As many as 34 stocks, or nearly 70 per cent of the Nifty 50 index constituents, are trading above their respective 200-day moving average (DMA). The Nifty 50 index closed at 8,266 on Tuesday, its highest level since October 23, 2015. After the Budget, the index has rallied 18 per cent, or 1,279 points, from 6,987 on February 29, 2016.
Among individual stocks, Asian Paints, YES Bank, Hindalco, Tata Steel, Tata Motors, Kotak Mahindra Bank, ACC and NTPC are some of the Nifty 50 constituents that are trading above their respective 200-DMAs. Of these, Asian Paints, Kotak Mahindra Bank, Tata Motors and Zee Entertainment Enterprises hit their respective 52-week high in intra-day trade on Tuesday.

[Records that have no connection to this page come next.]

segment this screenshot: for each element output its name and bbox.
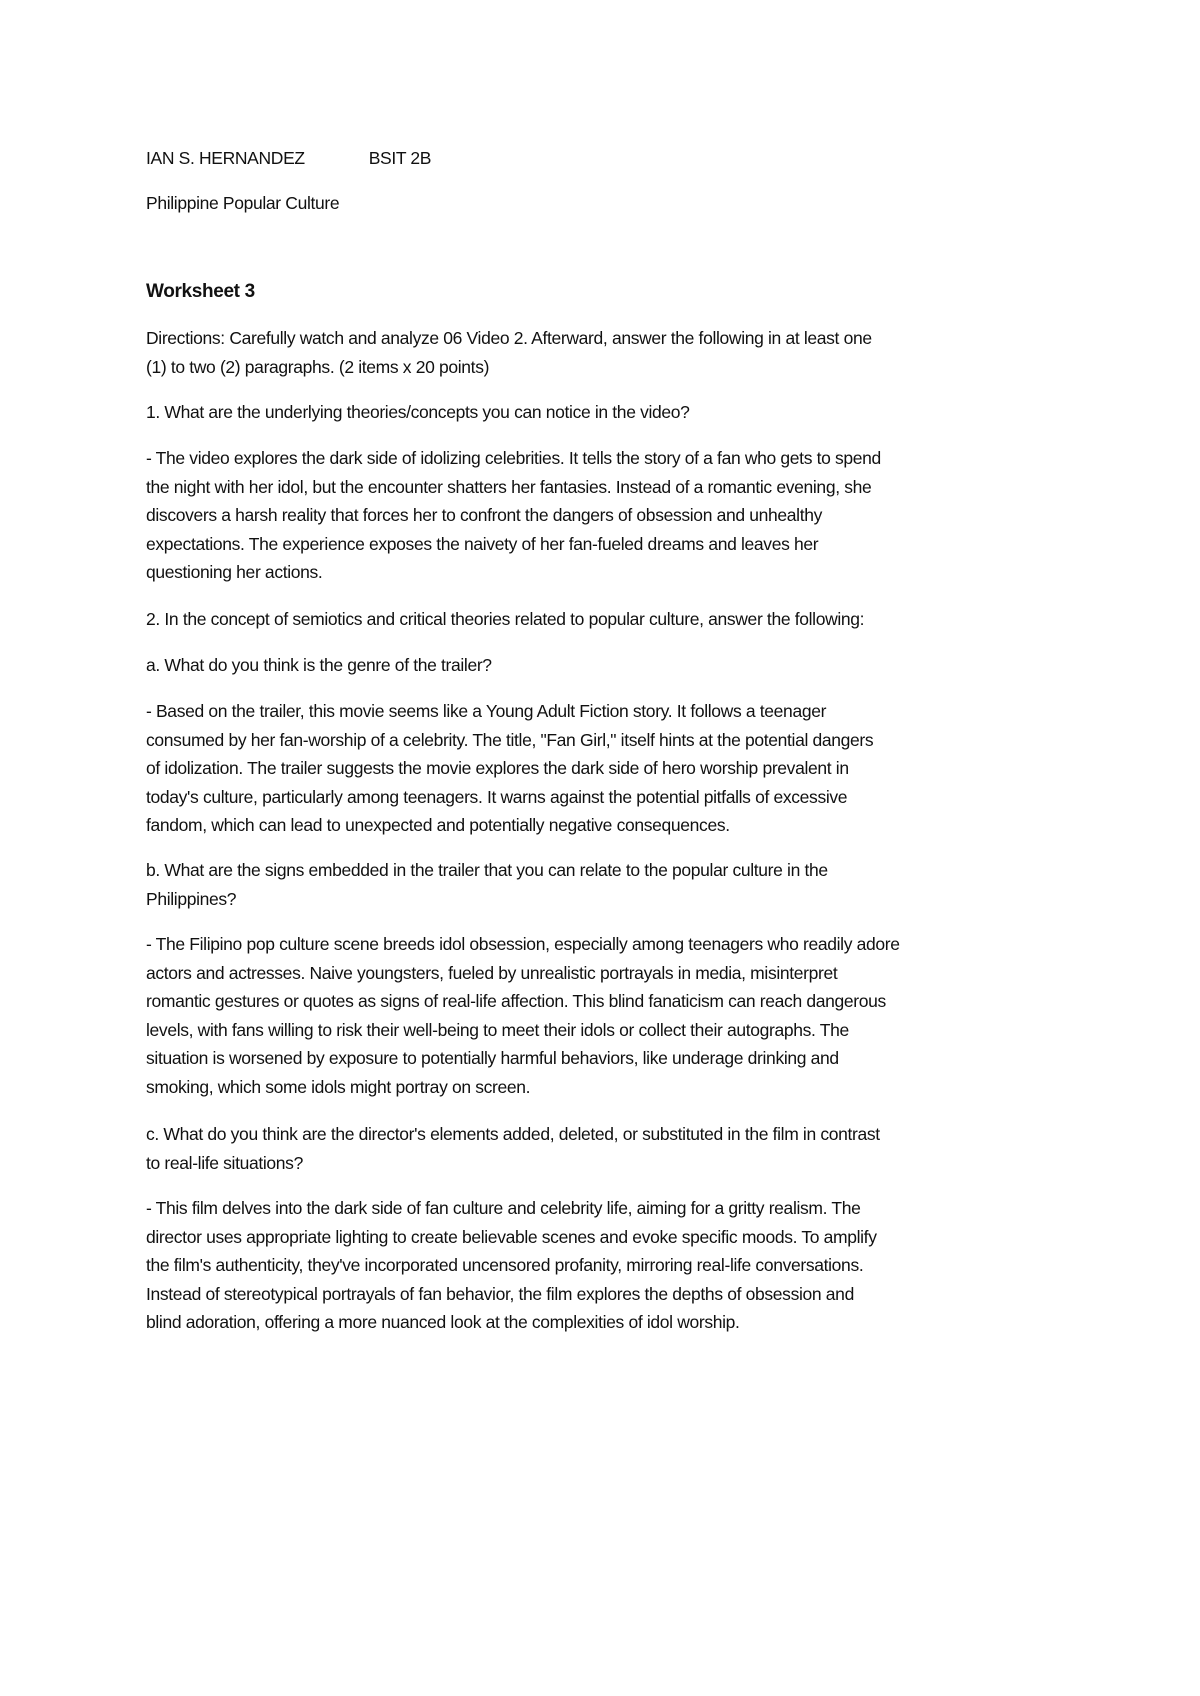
text-line: consumed by her fan-worship of a celebrity. The title, "Fan Girl," itself hints at the potential dangers bbox=[146, 729, 874, 750]
course-name: Philippine Popular Culture bbox=[146, 193, 340, 213]
text-line: fandom, which can lead to unexpected and potentially negative consequences. bbox=[146, 815, 730, 836]
text-line: (1) to two (2) paragraphs. (2 items x 20 points) bbox=[146, 356, 490, 377]
text-line: questioning her actions. bbox=[146, 562, 323, 583]
text-line: to real-life situations? bbox=[146, 1152, 303, 1173]
question-2a: a. What do you think is the genre of the trailer? bbox=[146, 655, 492, 675]
text-line: expectations. The experience exposes the naivety of her fan-fueled dreams and leaves her bbox=[146, 533, 819, 554]
answer-2b bbox=[146, 934, 900, 1124]
text-line: director uses appropriate lighting to create believable scenes and evoke specific moods. To amplify bbox=[146, 1226, 877, 1247]
student-name: IAN S. HERNANDEZ bbox=[146, 148, 305, 168]
question-1: 1. What are the underlying theories/concepts you can notice in the video? bbox=[146, 402, 690, 422]
text-line: of idolization. The trailer suggests the movie explores the dark side of hero worship prevalent in bbox=[146, 758, 849, 779]
question-2c bbox=[146, 1124, 880, 1199]
text-line: discovers a harsh reality that forces her to confront the dangers of obsession and unhealthy bbox=[146, 505, 822, 526]
student-section: BSIT 2B bbox=[368, 148, 432, 168]
text-line: - Based on the trailer, this movie seems like a Young Adult Fiction story. It follows a teenager bbox=[146, 701, 827, 721]
answer-1 bbox=[146, 448, 881, 609]
text-line: the film's authenticity, they've incorporated uncensored profanity, mirroring real-life conversations. bbox=[146, 1255, 864, 1276]
text-line: situation is worsened by exposure to potentially harmful behaviors, like underage drinking and bbox=[146, 1048, 839, 1069]
directions bbox=[146, 328, 872, 403]
text-line: c. What do you think are the director's elements added, deleted, or substituted in the film in contrast bbox=[146, 1124, 880, 1144]
question-2b bbox=[146, 860, 828, 935]
text-line: today's culture, particularly among teenagers. It warns against the potential pitfalls of excessive bbox=[146, 786, 848, 807]
question-2: 2. In the concept of semiotics and critical theories related to popular culture, answer the following: bbox=[146, 609, 865, 629]
text-line: Philippines? bbox=[146, 888, 237, 909]
text-line: - This film delves into the dark side of fan culture and celebrity life, aiming for a gritty realism. The bbox=[146, 1198, 861, 1218]
text-line: Instead of stereotypical portrayals of fan behavior, the film explores the depths of obsession and bbox=[146, 1283, 854, 1304]
text-line: blind adoration, offering a more nuanced look at the complexities of idol worship. bbox=[146, 1312, 740, 1333]
text-line: levels, with fans willing to risk their well-being to meet their idols or collect their autographs. The bbox=[146, 1019, 849, 1040]
answer-2c bbox=[146, 1198, 877, 1359]
text-line: - The Filipino pop culture scene breeds idol obsession, especially among teenagers who readily adore bbox=[146, 934, 900, 954]
text-line: romantic gestures or quotes as signs of real-life affection. This blind fanaticism can reach dangerous bbox=[146, 991, 886, 1012]
text-line: b. What are the signs embedded in the trailer that you can relate to the popular culture in the bbox=[146, 860, 828, 880]
text-line: smoking, which some idols might portray on screen. bbox=[146, 1076, 531, 1097]
text-line: actors and actresses. Naive youngsters, fueled by unrealistic portrayals in media, misinterpret bbox=[146, 962, 838, 983]
worksheet-title: Worksheet 3 bbox=[146, 281, 255, 302]
text-line: Directions: Carefully watch and analyze 06 Video 2. Afterward, answer the following in at least one bbox=[146, 328, 872, 348]
text-line: - The video explores the dark side of idolizing celebrities. It tells the story of a fan who gets to spend bbox=[146, 448, 881, 468]
text-line: the night with her idol, but the encounter shatters her fantasies. Instead of a romantic evening, she bbox=[146, 476, 872, 497]
answer-2a bbox=[146, 701, 874, 862]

Given the sharp run-up and the fact that 34 of the Nifty50 index constituents are trading above their respective 200-DMAs, technical analysts seem to be sounding out a word of caution. However, they do suggest that the long-term India equity story remains intact.

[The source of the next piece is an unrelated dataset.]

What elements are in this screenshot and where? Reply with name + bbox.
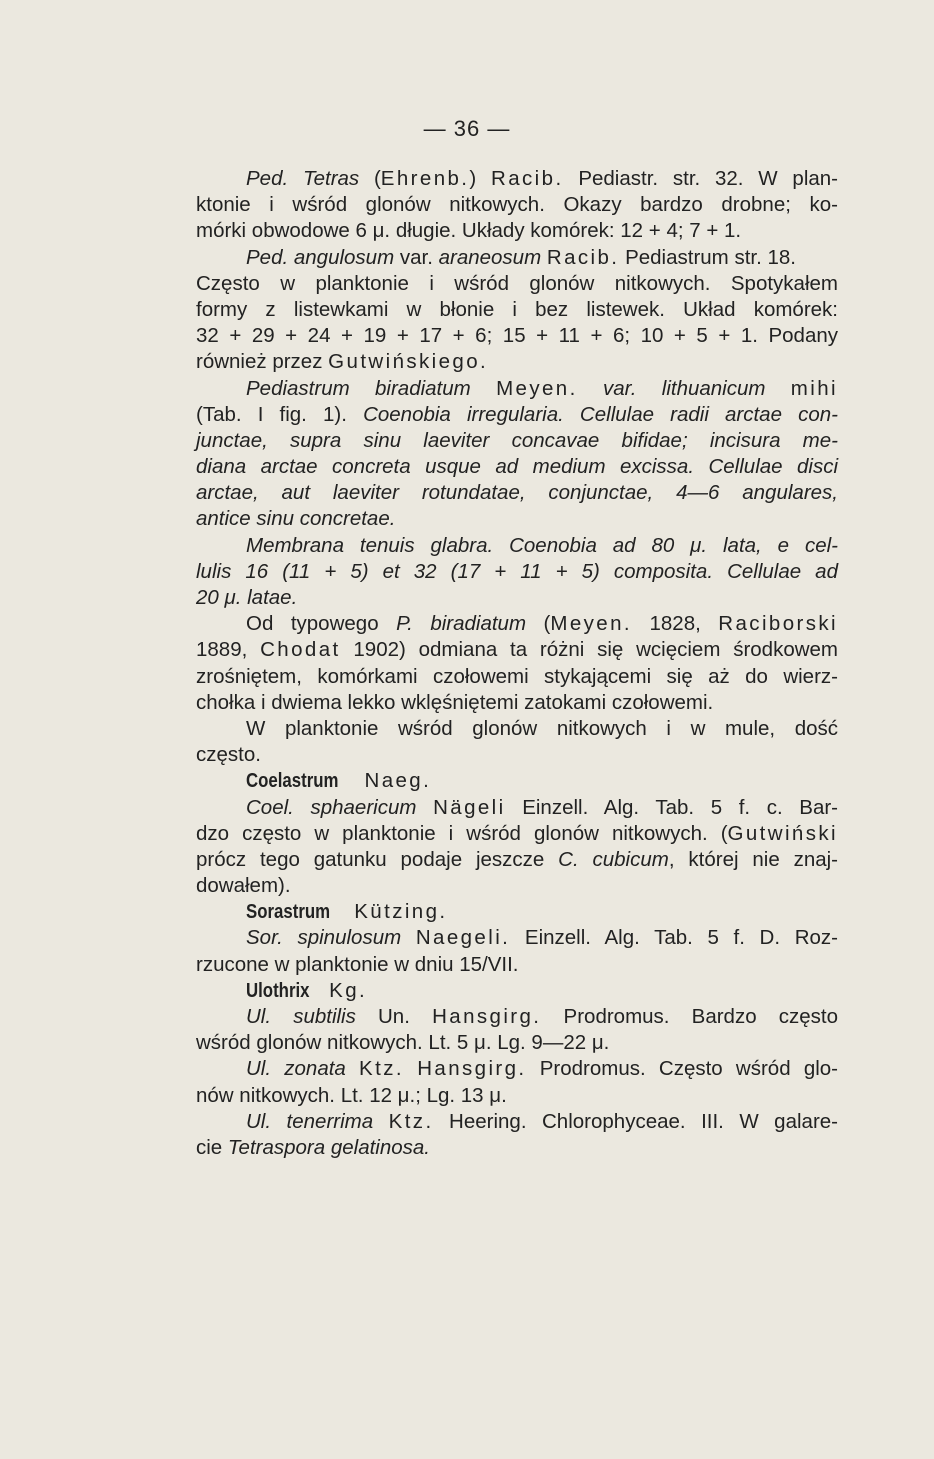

The ‘200-DMA’ is considered by investors as an important support level for an index or a stock. If the scrip trades above its 200-DMA, then analysts considered it to be in a long-term bullish trend. By seeing the number of stocks above the 200-DMA, or below it, analysts also gauge the overall strength and the likely direction of the market.
In terms of specific stocks and sectors, Uttekar believes pharma and information technology stocks should start participating in the rally going ahead. “In the next two months, the Nifty is like to remain range-bound between 8,000-8,400 levels. The next leg up should be driven by auto, banks and financial sectors. Pharma stocks may also do well, as they appear to be in the last leg of a bearish phase,” he says.